(TM)©                  Zen-Shoto Karate 
           
                                                                                                             

                                                                                                  About the Instructor
                                             Our instructor James Wood has been practicing martial arts since the 50's, starting regular practice  in 1960 at a
                           West London (England) judo class run by the local Education Authority, he soon moved on to Kenshiro Abbe's famous
                                              Abbe School of Budo ("The Hut") near Heathrow Airport.  For the next two years James practiced  Karate
     twice a week and  Judo regularly four times a week, at the Abbe School and also at   Roundwood Park,
                                         Willesden, London  under the direction of Matsutaro Otani.   Otani, who was  already in his seventies by  then, had
                  initially trained in Jujitsu in Japan(and still taught some Jujitsu techniques),  despite his small stature   (somewhere around five feet)  had made a living during his early years in Britain as a fairground  "Japanese wrestler", taking on  all comers . 
       In 1964 the judo section left the Abbe School,  Kenshiro Abbe having  returned to Japan . James decided
to concentrate his martial arts studies on karate.  About that time Mitsusuke   Harada, the first resident Japanese
 karate teacher in Britain who had arrived only the year  before, started teaching at the school once a week. 
Harada had trained personally with Gichin Funakoshi  at the Shotokan then at Funakoshi's home when the Shotokan
 was fire bombed during the second world war, Harada  also practiced at  Waseda University in Tokyo.    
 James continued to practice with Harada for the next fourteen years, up to five times a week. Becoming the national General Secretary to the Karate-Do Shotokai for thirteen years traveling  with Harada and often assisting on the many seminars  he conducted throughout   Britain, and in France. 
James has conducted many seminars  in various parts of Britain and in France. James practiced Zen (which he still does) under the
direction of the late  Taizen  Deshimaru in both London and Paris which continues to have a great influence on his practice
and teaching.  James has also practised Aikido and Kendo.
 
James has trained as a mediator to resolve supposedly irreconcilable differences between people as an alternative to court.
Mediation is quite different from arbitration where both sides agree before hand to abide by the decision of the arbitrator.
In this mediation no one was allowed a lawer and  iether side or the mediator could decide to end the procedings  if they thought that the mediation was not going well and could kick the whole thing back to court. The mediators job was to get an agreement between the parties that could then be turned a  binding document. Harder sometimes than others. It is the training that struck James. It took place in a room set up like the mediation room, but instead of regular people there were experienced mediators playing the part of of the mediatees. They played thier parts so well and with such reallity that James was totally battle hardened before the first ever reall mediation. It is this experience in how the thorough practice of reality prepared him for the real world that James brings to his teaching.

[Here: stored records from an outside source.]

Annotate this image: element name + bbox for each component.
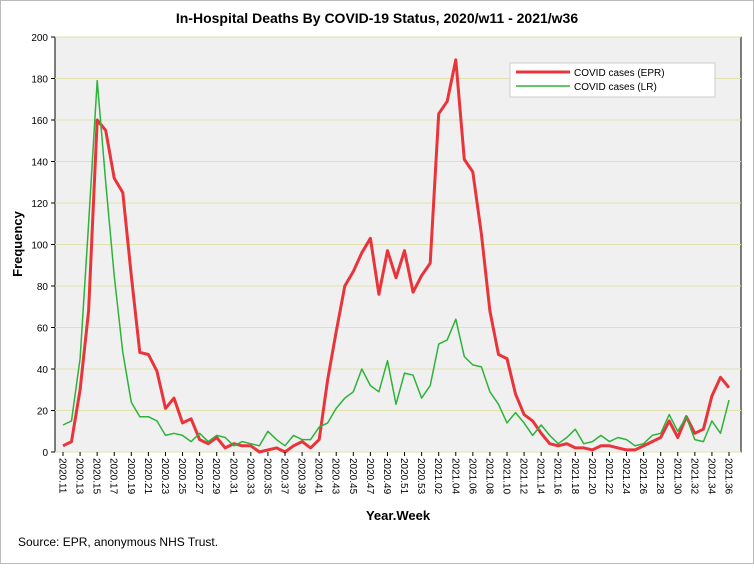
y-tick-label: 160 xyxy=(31,116,48,127)
x-tick-label: 2020.21 xyxy=(142,458,153,495)
legend-box xyxy=(509,62,716,98)
data-line xyxy=(62,58,731,454)
x-tick-label: 2020.51 xyxy=(398,458,409,495)
y-tick-label: 140 xyxy=(31,158,48,169)
y-tick-label: 100 xyxy=(31,241,48,252)
x-tick-label: 2021.20 xyxy=(586,458,597,495)
x-tick-label: 2021.14 xyxy=(535,458,546,495)
chart-title: In-Hospital Deaths By COVID-19 Status, 2… xyxy=(176,10,578,26)
x-tick-label: 2021.12 xyxy=(518,458,529,495)
x-tick-label: 2020.29 xyxy=(210,458,221,495)
x-tick-label: 2021.32 xyxy=(688,458,699,495)
x-tick-label: 2021.02 xyxy=(432,458,443,495)
y-tick-label: 40 xyxy=(37,365,49,376)
y-tick-label: 60 xyxy=(37,324,49,335)
x-axis-label: Year.Week xyxy=(366,508,431,523)
x-tick-label: 2020.47 xyxy=(364,458,375,495)
x-tick-label: 2020.17 xyxy=(108,458,119,495)
x-tick-label: 2020.19 xyxy=(125,458,136,495)
x-tick-label: 2021.24 xyxy=(620,458,631,495)
data-line xyxy=(62,79,730,447)
x-tick-label: 2020.15 xyxy=(91,458,102,495)
x-tick-label: 2021.06 xyxy=(466,458,477,495)
y-tick-label: 0 xyxy=(42,448,48,459)
x-tick-label: 2021.10 xyxy=(501,458,512,495)
x-tick-label: 2020.41 xyxy=(313,458,324,495)
x-tick-label: 2021.22 xyxy=(603,458,614,495)
x-tick-label: 2021.18 xyxy=(569,458,580,495)
x-tick-label: 2021.08 xyxy=(483,458,494,495)
x-tick-label: 2021.26 xyxy=(637,458,648,495)
x-tick-label: 2020.39 xyxy=(296,458,307,495)
x-tick-label: 2021.16 xyxy=(552,458,563,495)
y-tick-label: 180 xyxy=(31,75,48,86)
source-note: Source: EPR, anonymous NHS Trust. xyxy=(18,535,218,549)
x-tick-label: 2020.43 xyxy=(330,458,341,495)
x-tick-label: 2020.23 xyxy=(159,458,170,495)
x-tick-label: 2020.37 xyxy=(279,458,290,495)
x-tick-label: 2021.28 xyxy=(654,458,665,495)
y-tick-label: 80 xyxy=(37,282,49,293)
y-tick-label: 200 xyxy=(31,33,48,44)
y-tick-label: 20 xyxy=(37,407,49,418)
x-tick-label: 2021.36 xyxy=(723,458,734,495)
x-tick-label: 2020.27 xyxy=(193,458,204,495)
x-tick-label: 2021.34 xyxy=(705,458,716,495)
y-tick-label: 120 xyxy=(31,199,48,210)
x-tick-label: 2020.11 xyxy=(57,458,68,494)
y-axis-label: Frequency xyxy=(10,210,25,277)
x-tick-label: 2021.04 xyxy=(449,458,460,495)
x-tick-label: 2020.53 xyxy=(415,458,426,495)
legend-label: COVID cases (LR) xyxy=(574,82,657,93)
x-tick-label: 2020.45 xyxy=(347,458,358,495)
x-tick-label: 2020.49 xyxy=(381,458,392,495)
x-tick-label: 2020.13 xyxy=(74,458,85,495)
x-tick-label: 2020.25 xyxy=(176,458,187,495)
x-tick-label: 2021.30 xyxy=(671,458,682,495)
x-tick-label: 2020.35 xyxy=(261,458,272,495)
x-tick-label: 2020.33 xyxy=(244,458,255,495)
x-tick-label: 2020.31 xyxy=(227,458,238,495)
legend-label: COVID cases (EPR) xyxy=(574,68,665,79)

 James first came to Nova Scotia in 1976 when invited to conduct a seminar at the YMCA in  Halifax.
James avoids titles such as sensei, and prefers to be called by his regular name.
"
I am very much aware that as a human being,  how I am addressed can not do other than affect my psyche and my own view of myself,
If called by a special title and treated with special reverence it is indeed a very special person who can avoid thinking
of him/herself over the years as somehow better or smarter  than others.  During the fifty four years I have been involved with the martial arts I have seen emormous hubris and hyprocracy. It is for this reason I dislike to be addressed  by any special title"
                                                                                                                                                                James Wood.